# My dog is peeing on himself



## eosby (Nov 27, 2006)

I have a white miniature schnauzer, about 9 months, who has not been neutered yet. When I take him out, he lifts his leg to pee and some of it goes on the target and a lot of it goes on his front leg(s) and sometimes his chest. His urine is very yellow and of course it/he stinks really bad. Everytime I take him out I have to bring him in and wash his leg(s). It's either that he doesn't know how to stand or (and I know this will sound crazy) its that his penis is aligned too close to his body. I talked with the breeder and she doesn't seem to understand what I'm trying to explain to her. Have any of you ever heard of this and what would be the remedy. I had a toy schnauzer from this same breeder and did not have this problem.


----------



## Curbside Prophet (Apr 28, 2006)

Well, I'm not surprised your breeder is an...(bites tongue)...less than knowledgable person. They sell "toy" and "white" schnauzers? Definately a breeder who lacks in thought. Sorry, I don't mean to be rude, I just don't respect your breeder's practice. But to answer your question, I'm not sure what can be done about this. I think you'll have to chalk it up as one of those amusing but annoying traits that your dog has. Sorry I couldn't be of more help. Good luck, and welcome to our forum!


----------



## blackgavotte (Sep 28, 2006)

Neutering him will help, because after he is neutered, he may squat more, and go in one spot, pointing downward. Now that he is already lifting the leg he may continue, or he may not, or do a bit of both. Either way, the urine will not smell as strong as an intact male's urine does. That's why its usually best to neuter at around 6-7 months of age, especially in smaller dogs. 
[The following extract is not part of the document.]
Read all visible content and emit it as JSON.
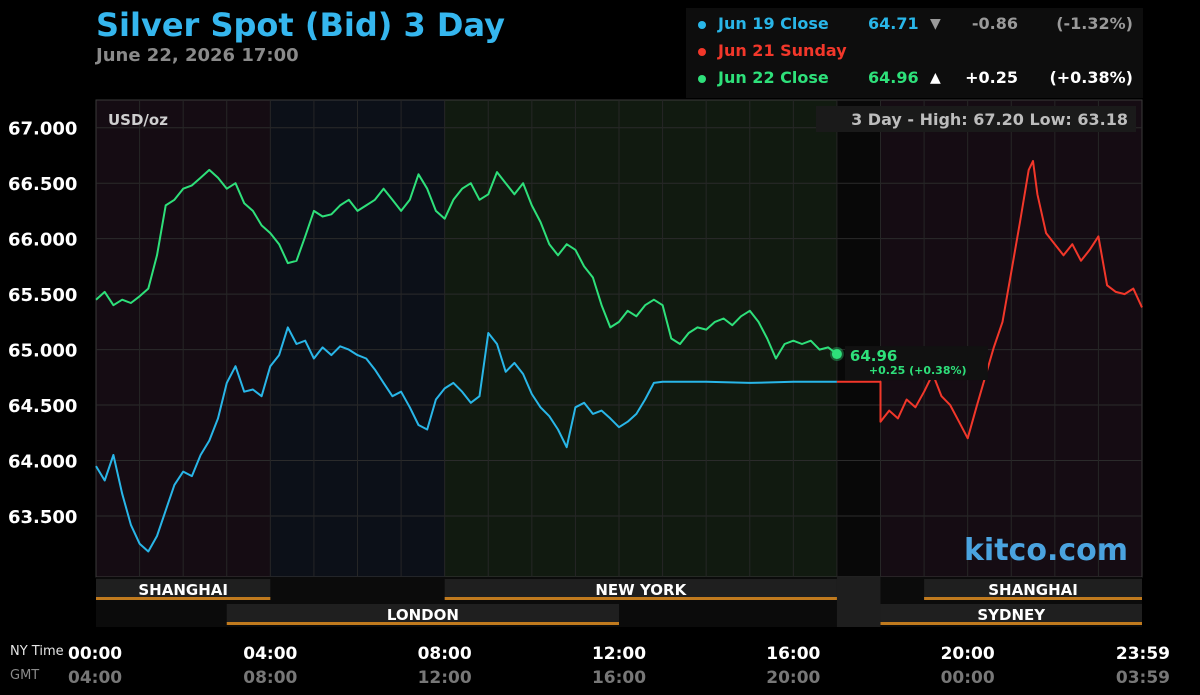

You are right in that where he is hitting, is because of his own individual conformation, but if you can get him going up against a wall rather than a tree, say, more of it will go on the wall. For show dogs, often they are wrapped or leggings put on for just this problem. In everyday life though, that's just not practical. Sorry ! Girl dogs rock !!


----------



## workingdog (Oct 19, 2006)

That's the cons of owning a male. I have never heard of a white schnauzer or toy for that matter.


----------



## Meghan&Pedro (Nov 6, 2006)

My Chi pedro has a similar problem.

After getting him neutered a few months ago it has improved because he does squat to pee, which definatly changes the angles.


----------